Say you’re the Democrats. You lost a shock election in 2016 to a walking billboard you thought the country would reject handily. His administration leaves 500,000 dead in a pandemic, and he still almost wins re-election.1 In an effort to retain his position, he personally goads on a hostile takeover of the Capitol building that results in 1,542 federal charges, 140 injured law enforcement officers, and as many as five deaths. He’s impeached of high crimes and misdemeanors, convicted of felonies, and disqualified in op-ed pages. Then he wins another reelection — and another governing trifecta. This time, he’s backed by the popular vote, with a more diverse coalition than ever.
What do you do? Apparently, if you’re Morning Joe, you blame different pockets of the electorate. But you’re a political party and your entire purpose is to win elections, so you’ve got to work with voters as they are (this is a good instance to apply the strategy/fantasy heuristic). Who are the people you might try to reach? Who might form the basis of mass politics in this moment?
I say “mass” politics for two reasons: 1) the masses are what give you the majorities, or at least the pluralities, you need to win and govern; without mobilizing the masses, you’re not a party but an interest group, and 2) the practice of “elite” politics, that is, campaigning on the money and mores of college educated white people concentrated in urban centers, has not proven all that effective in winning elections.
Who are the masses? There are umpteen ways to divide up the electorate, but if you’re looking for majorities, look at how wealth in this nation is distributed. Here’s data from the Federal Reserve dating back from 1989:
That year, the bottom 50% of Americans held 3.5% of the nation’s wealth. Decades later, longer than I have been alive, those tens of millions of Americans hold even less of the share of national wealth, at 2.5%. Is this an economy that works for most of the public?
Remember, we’re looking for the basis of mass politics. Half of the country won’t cut it. We need majorities! So let’s add the next percentile, which gets us to a full 90% of America.
In 1989, the vast majority of the public— 90% — owned less than half of the nation’s wealth. In 2024, this massive chunk of Americans (where I’m guessing you and I reside!) owns a mere third of the country’s wealth.
Remember Occupy Wall Street? The days in which economic inequality dominated the news, with headlines such as this one?
It’s worse now.2
The year that protestors started setting up tent cities in parks across the country, America’s 10 richest billionaires were worth $407.9 billion adjusted for inflation. In 2024, just the two richest men — Elon Musk and Jeff Bezos — total more than that, at $441 billion. The top 10 richest people in 2024 are worth $1.548 trillion.

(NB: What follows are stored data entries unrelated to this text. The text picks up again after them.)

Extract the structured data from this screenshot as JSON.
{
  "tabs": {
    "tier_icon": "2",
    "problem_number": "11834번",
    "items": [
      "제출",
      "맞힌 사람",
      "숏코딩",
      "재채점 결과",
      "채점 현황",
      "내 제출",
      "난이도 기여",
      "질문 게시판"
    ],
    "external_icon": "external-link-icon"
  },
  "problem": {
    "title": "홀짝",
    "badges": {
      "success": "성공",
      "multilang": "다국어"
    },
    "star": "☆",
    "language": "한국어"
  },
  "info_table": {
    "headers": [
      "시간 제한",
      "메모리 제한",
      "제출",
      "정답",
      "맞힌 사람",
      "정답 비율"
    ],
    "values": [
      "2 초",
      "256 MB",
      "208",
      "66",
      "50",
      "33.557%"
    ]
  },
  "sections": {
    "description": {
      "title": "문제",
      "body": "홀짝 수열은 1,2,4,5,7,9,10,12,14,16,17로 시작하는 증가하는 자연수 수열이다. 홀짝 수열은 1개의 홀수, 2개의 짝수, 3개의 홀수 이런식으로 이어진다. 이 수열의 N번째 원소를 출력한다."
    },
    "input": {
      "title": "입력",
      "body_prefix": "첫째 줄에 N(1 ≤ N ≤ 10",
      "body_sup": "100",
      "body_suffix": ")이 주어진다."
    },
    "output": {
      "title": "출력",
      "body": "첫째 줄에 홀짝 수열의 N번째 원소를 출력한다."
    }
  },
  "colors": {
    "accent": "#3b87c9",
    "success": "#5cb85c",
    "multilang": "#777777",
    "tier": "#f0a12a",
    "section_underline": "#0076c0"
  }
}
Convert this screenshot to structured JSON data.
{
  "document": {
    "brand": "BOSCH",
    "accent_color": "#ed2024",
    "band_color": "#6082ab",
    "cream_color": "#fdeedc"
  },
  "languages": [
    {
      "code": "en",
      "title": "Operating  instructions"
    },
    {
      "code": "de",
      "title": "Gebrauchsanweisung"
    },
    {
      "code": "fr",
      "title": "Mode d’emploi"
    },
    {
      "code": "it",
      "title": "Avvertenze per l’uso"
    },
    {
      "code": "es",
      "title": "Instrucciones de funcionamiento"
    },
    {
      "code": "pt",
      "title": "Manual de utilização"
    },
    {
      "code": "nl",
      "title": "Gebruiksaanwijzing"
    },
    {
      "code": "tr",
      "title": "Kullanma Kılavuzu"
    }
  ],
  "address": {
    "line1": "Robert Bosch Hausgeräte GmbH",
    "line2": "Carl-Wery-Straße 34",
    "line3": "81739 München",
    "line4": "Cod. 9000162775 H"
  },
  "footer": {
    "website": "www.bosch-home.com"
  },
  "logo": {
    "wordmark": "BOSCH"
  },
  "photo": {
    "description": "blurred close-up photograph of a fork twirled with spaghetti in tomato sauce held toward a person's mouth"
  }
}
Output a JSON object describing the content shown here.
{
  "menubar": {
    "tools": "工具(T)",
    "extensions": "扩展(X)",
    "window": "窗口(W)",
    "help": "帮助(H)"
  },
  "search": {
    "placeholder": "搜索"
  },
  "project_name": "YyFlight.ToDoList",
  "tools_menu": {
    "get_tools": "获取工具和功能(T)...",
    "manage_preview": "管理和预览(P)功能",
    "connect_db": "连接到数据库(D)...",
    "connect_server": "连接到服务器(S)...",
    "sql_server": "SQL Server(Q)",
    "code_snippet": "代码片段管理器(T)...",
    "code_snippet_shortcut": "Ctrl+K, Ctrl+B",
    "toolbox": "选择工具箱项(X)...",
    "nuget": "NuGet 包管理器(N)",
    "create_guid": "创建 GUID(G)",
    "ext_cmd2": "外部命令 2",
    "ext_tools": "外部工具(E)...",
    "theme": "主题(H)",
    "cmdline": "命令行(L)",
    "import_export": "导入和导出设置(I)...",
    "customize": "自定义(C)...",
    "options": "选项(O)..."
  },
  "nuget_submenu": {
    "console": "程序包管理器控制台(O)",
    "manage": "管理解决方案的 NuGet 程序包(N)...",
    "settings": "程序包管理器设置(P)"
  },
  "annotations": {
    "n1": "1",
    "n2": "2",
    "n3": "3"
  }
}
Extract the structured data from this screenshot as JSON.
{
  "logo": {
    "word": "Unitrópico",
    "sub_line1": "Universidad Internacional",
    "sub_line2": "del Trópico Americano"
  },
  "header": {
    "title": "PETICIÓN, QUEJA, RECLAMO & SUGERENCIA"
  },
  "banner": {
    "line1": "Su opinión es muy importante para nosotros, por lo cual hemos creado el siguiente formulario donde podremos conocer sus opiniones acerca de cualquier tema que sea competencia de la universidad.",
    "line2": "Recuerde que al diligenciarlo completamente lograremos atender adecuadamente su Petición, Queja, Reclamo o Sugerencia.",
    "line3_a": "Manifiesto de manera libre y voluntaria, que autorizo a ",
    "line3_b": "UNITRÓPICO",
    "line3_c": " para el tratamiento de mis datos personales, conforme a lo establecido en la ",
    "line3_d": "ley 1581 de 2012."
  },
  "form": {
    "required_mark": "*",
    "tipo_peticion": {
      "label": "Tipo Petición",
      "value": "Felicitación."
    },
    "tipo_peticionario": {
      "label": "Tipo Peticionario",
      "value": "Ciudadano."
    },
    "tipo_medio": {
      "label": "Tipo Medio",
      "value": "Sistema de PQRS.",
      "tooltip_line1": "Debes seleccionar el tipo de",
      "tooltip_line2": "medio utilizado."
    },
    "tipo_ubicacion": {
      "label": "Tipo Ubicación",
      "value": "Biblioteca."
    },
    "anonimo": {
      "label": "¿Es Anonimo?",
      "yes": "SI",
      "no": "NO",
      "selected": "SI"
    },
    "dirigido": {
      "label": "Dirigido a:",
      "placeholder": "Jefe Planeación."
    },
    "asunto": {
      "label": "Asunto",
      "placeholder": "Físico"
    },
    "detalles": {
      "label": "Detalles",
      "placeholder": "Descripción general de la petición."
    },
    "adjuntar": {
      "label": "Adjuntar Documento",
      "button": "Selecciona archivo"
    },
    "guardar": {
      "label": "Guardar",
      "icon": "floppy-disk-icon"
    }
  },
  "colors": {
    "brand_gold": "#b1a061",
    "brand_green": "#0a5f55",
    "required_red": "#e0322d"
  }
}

Just so we’re keeping score: the wealthiest Americans, literally less than a dozen people, have nearly quadrupled their wealth since the explosive protests against wealth inequality in 2011. That year, the minimum wage was $7.25 an hour. In 2024, after a giant spike in inflation, the minimum wage is….$7.25 an hour.
Economic inequality is absolute poison to democracy. It depresses trust in political institutions and fuels the rise of demagogues. Sound familiar?
But set aside the corrosive effects of this inequality on the body politic. If we just think in terms of numbers — the amount of people a party can appeal to — there are far, far more individuals in the 90% of the country who own just a fraction of the nation’s wealth than there are in the 10% who own the majority of it. From a sheer matter of survival, a party with the designs to speak for the majority needs to understand that the economy is rigged against that majority.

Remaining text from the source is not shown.